Um senhor humilde, que é visto em esquinas do Rio, parado e empunhando uma bandeira do Brasil, é mais um nacionalista passional do que racional. As explosões das torcidas pelas seleções brasileiras são demonstrações de nacionalismo, se bem que ele não deve se esgotar nelas. O empresário, que aceita o capital estrangeiro no país sem benefício social algum, desde que sua empresa ganhe uns trocados, não pode nunca ser considerado nacionalista.

 

Quem acha que a pobreza é conseqüência da falta de luta do pobre para vencer obstáculos e se diz nacionalista está faltando com a verdade. O servidor público que desvia recursos não tem a mínima chance de ser classificado de nacionalista, mesmo que seu discurso aparentemente seja.

 

Sugiro que ser nacionalista signifique a característica do indivíduo que, em qualquer momento de decisão, irá buscar sempre satisfazer aos interesses maiores da sociedade brasileira.

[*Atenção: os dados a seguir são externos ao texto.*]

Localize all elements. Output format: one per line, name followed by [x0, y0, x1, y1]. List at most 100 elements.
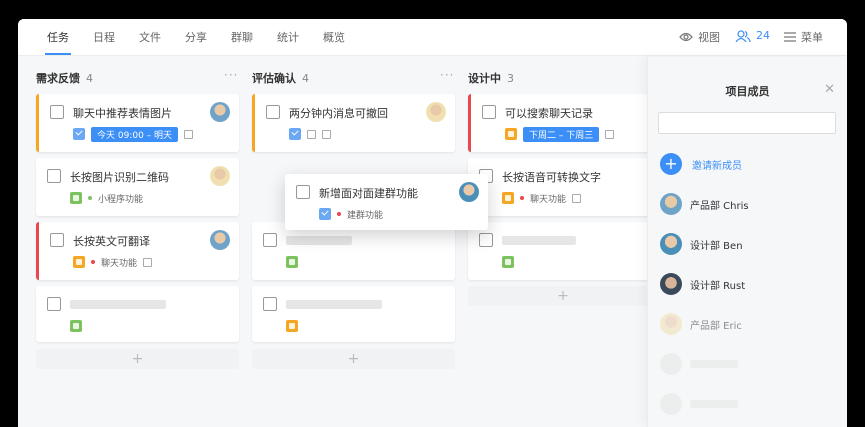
avatar	[660, 273, 682, 295]
task-checkbox[interactable]	[263, 233, 277, 247]
task-tag: 建群功能	[347, 210, 384, 221]
member-name: 设计部 Ben	[690, 240, 743, 252]
due-date-badge: 今天 09:00 – 明天	[91, 126, 179, 142]
member-item[interactable]: 产品部 Eric	[660, 313, 742, 335]
tag-dot	[88, 196, 92, 200]
comment-icon	[143, 257, 153, 267]
placeholder-line	[286, 236, 352, 245]
task-checkbox[interactable]	[296, 185, 310, 199]
task-checkbox[interactable]	[482, 105, 496, 119]
panel-title: 项目成员	[725, 85, 770, 98]
tag-dot	[337, 212, 341, 216]
note-icon	[605, 129, 615, 139]
priority-icon	[70, 320, 82, 332]
task-title: 长按语音可转换文字	[502, 171, 601, 184]
member-name: 产品部 Chris	[690, 200, 749, 212]
tab-statistics[interactable]: 统计	[277, 29, 299, 45]
priority-icon	[505, 128, 517, 140]
add-task-button[interactable]: +	[36, 349, 239, 369]
column-count: 4	[302, 72, 309, 85]
column-more-icon[interactable]: ···	[440, 68, 454, 82]
tab-tasks[interactable]: 任务	[47, 29, 69, 45]
members-button[interactable]: 24	[735, 29, 770, 42]
priority-icon	[286, 256, 298, 268]
member-name: 产品部 Eric	[690, 320, 742, 332]
member-item[interactable]: 设计部 Rust	[660, 273, 745, 295]
assignee-avatar[interactable]	[210, 102, 230, 122]
active-tab-indicator	[45, 53, 71, 55]
column-count: 4	[86, 72, 93, 85]
dragging-task-card[interactable]: 新增面对面建群功能 建群功能	[285, 174, 488, 230]
checkbox-done-icon	[319, 208, 331, 220]
placeholder-card	[252, 222, 455, 280]
member-count: 24	[756, 29, 770, 42]
member-search-input[interactable]	[658, 112, 836, 134]
comment-icon	[572, 193, 582, 203]
task-card[interactable]: 长按英文可翻译 聊天功能	[36, 222, 239, 280]
task-meta: 聊天功能	[502, 191, 582, 205]
tab-overview[interactable]: 概览	[323, 29, 345, 45]
tab-schedule[interactable]: 日程	[93, 29, 115, 45]
plus-icon: +	[660, 153, 682, 175]
tag-dot	[520, 196, 524, 200]
avatar	[660, 233, 682, 255]
task-checkbox[interactable]	[50, 105, 64, 119]
priority-icon	[502, 256, 514, 268]
task-card[interactable]: 长按语音可转换文字 聊天功能	[468, 158, 658, 216]
task-title: 两分钟内消息可撤回	[289, 107, 388, 120]
priority-icon	[70, 192, 82, 204]
users-icon	[735, 29, 751, 42]
assignee-avatar[interactable]	[210, 166, 230, 186]
task-tag: 聊天功能	[530, 194, 567, 205]
view-button[interactable]: 视图	[679, 29, 720, 45]
member-name: 设计部 Rust	[690, 280, 746, 292]
placeholder-line	[70, 300, 166, 309]
task-checkbox[interactable]	[50, 233, 64, 247]
task-checkbox[interactable]	[479, 233, 493, 247]
task-tag: 聊天功能	[101, 258, 138, 269]
add-task-button[interactable]: +	[252, 349, 455, 369]
tab-share[interactable]: 分享	[185, 29, 207, 45]
comment-icon	[322, 129, 331, 139]
task-card[interactable]: 两分钟内消息可撤回	[252, 94, 455, 152]
assignee-avatar[interactable]	[459, 182, 479, 202]
member-item[interactable]: 设计部 Ben	[660, 233, 743, 255]
task-checkbox[interactable]	[47, 297, 61, 311]
tab-group-chat[interactable]: 群聊	[231, 29, 253, 45]
task-checkbox[interactable]	[266, 105, 280, 119]
task-checkbox[interactable]	[47, 169, 61, 183]
task-card[interactable]: 长按图片识别二维码 小程序功能	[36, 158, 239, 216]
task-meta: 小程序功能	[70, 191, 143, 205]
eye-icon	[679, 32, 693, 42]
task-checkbox[interactable]	[263, 297, 277, 311]
member-placeholder	[660, 353, 738, 375]
members-panel: 项目成员 ✕ + 邀请新成员 产品部 Chris 设计部 Ben 设计部 Rus…	[647, 57, 847, 427]
priority-icon	[502, 192, 514, 204]
task-card[interactable]: 可以搜索聊天记录 下周二 – 下周三	[468, 94, 658, 152]
note-icon	[307, 129, 316, 139]
column-title-evaluation: 评估确认 4	[252, 72, 309, 85]
task-card[interactable]: 聊天中推荐表情图片 今天 09:00 – 明天	[36, 94, 239, 152]
task-title: 新增面对面建群功能	[319, 187, 418, 200]
close-icon[interactable]: ✕	[824, 82, 835, 97]
task-title: 长按图片识别二维码	[70, 171, 169, 184]
task-meta: 建群功能	[319, 207, 383, 221]
assignee-avatar[interactable]	[210, 230, 230, 250]
member-item[interactable]: 产品部 Chris	[660, 193, 749, 215]
tag-dot	[91, 260, 95, 264]
column-more-icon[interactable]: ···	[224, 68, 238, 82]
task-title: 长按英文可翻译	[73, 235, 150, 248]
checkbox-done-icon	[73, 128, 85, 140]
add-task-button[interactable]: +	[468, 286, 658, 306]
app-window: 任务 日程 文件 分享 群聊 统计 概览 视图 24 菜单 需求反馈 4 ··· …	[18, 19, 847, 427]
tab-files[interactable]: 文件	[139, 29, 161, 45]
priority-icon	[73, 256, 85, 268]
task-meta: 聊天功能	[73, 255, 153, 269]
task-meta: 下周二 – 下周三	[505, 126, 615, 142]
column-title-feedback: 需求反馈 4	[36, 72, 93, 85]
task-title: 可以搜索聊天记录	[505, 107, 593, 120]
assignee-avatar[interactable]	[426, 102, 446, 122]
menu-button[interactable]: 菜单	[784, 29, 823, 45]
invite-member-button[interactable]: + 邀请新成员	[660, 153, 742, 175]
menu-label: 菜单	[801, 31, 823, 44]
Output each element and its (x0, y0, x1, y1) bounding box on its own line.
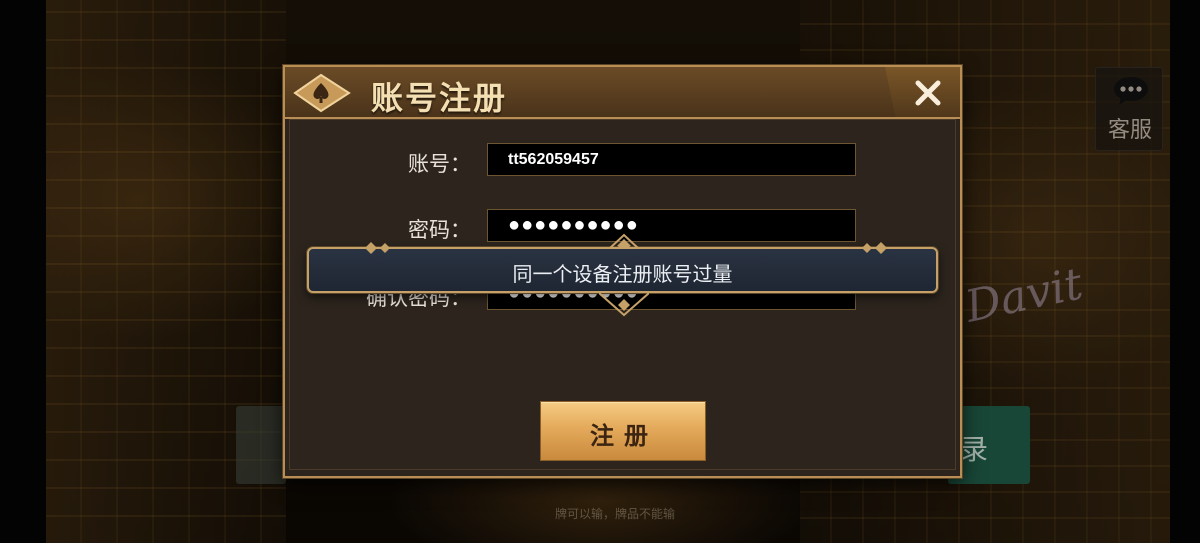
toast-right-gem-icon (862, 242, 887, 254)
password-label: 密码： (408, 218, 471, 242)
account-row: 账号： tt562059457 (285, 143, 960, 179)
spade-emblem-icon (293, 73, 351, 113)
register-button[interactable]: 注册 (540, 401, 706, 461)
toast-message: 同一个设备注册账号过量 (512, 262, 733, 286)
close-button[interactable] (885, 67, 960, 117)
toast-notification: 同一个设备注册账号过量 (307, 233, 938, 317)
toast-bottom-ornament (599, 293, 649, 317)
close-icon (915, 80, 941, 106)
account-input[interactable]: tt562059457 (487, 143, 856, 176)
dialog-title: 账号注册 (371, 79, 508, 117)
account-label: 账号： (408, 152, 471, 176)
dialog-header: 账号注册 (285, 67, 960, 119)
toast-top-ornament (539, 233, 709, 249)
toast-left-gem-icon (365, 242, 390, 254)
register-button-label: 注册 (590, 422, 658, 450)
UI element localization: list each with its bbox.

Neste ponto, ocorre uma dúvida relevante, que, preventivamente, já a coloco:

 

“Não seria melhor sermos internacionalistas?”. Até porque, como exemplo, Karl Marx tinha imenso comprometimento social e era um internacionalista. Para poder responder, será preciso dizer o que muitos crêem ser obviedades, mas não custa repeti-las em respeito a algum eventual recém chegado.

 

Irá demorar até a humanidade chegar ao estágio de desenvolvimento em que existirá um só governo mundial e ela estará irmanada em sentimentos de solidariedade, que terá substituído a competição e a ganância. Contudo, temo que nossa espécie venha a se extinguir antes de este dia chegar, graças ao egoísmo congênito e à falta de visão coletiva do perigo. Enquanto este mundo melhor não ocorre, vivemos confinados em fronteiras, apesar do trabalho intenso da mídia comercial, que procura dizer que há um só modelo econômico mundial, o que satisfaz ao interesse do capitalismo internacional. Isto é interessante porque o liberalismo econômico precisa do livre fluxo de capitais, mercadorias e serviços, a dita globalização, para sua expansão e domínio de economias periféricas, e esta posição lembra, em parte, o internacionalismo.

 

Quanto a Marx, na verdade, ele estava muito esperançoso ao acreditar que os trabalhadores dos diversos países estariam unidos, sem interferência das burguesias regionais, que dominam os meios de comunicação tradicionais, mesmo em um médio horizonte, a ponto de jamais serem vencidos.

 

Assim, há a necessidade de se trabalhar com a situação real, a existência de Estados nacionais. Ainda assim, se a administração de cada país cuidar da sua sociedade, o conjunto da sociedade humana estará protegido. O problema surge quando capitais de um país querem ir a outros países auferir vantagens nos mercados alheios, vendendo seus produtos, tecnologias já obsoletas, assistência técnica, engenharia etc., retirando os recursos naturais com baixa retribuição. Tudo isto é feito, infelizmente, com a complacência de parte da classe política e do empresariado do país explorado e, muitas vezes, com participação dos próprios governantes. Estes são os verdadeiros algozes do povo, pois, eleitos por ele, o traem.

 

Mas a definição de nacionalismo nos dias atuais requer alguma contorção intelectual. Por exemplo, seria nacionalista propor acréscimo na taxação do IPI para carro com menos de 65% de conteúdo nacional? Se olharmos sob o ponto de vista de que os que têm 65% ou mais deste conteúdo geram mais emprego e renda, a decisão está certa. Entretanto, dói saber que está sendo criada uma reserva de mercado para as montadoras estrangeiras sediadas aqui e, além disso, o Brasil é o único dos BRIC que não possui um carro nacional. A Índia e a China, há vinte anos, não tinham um carro nacional e hoje têm.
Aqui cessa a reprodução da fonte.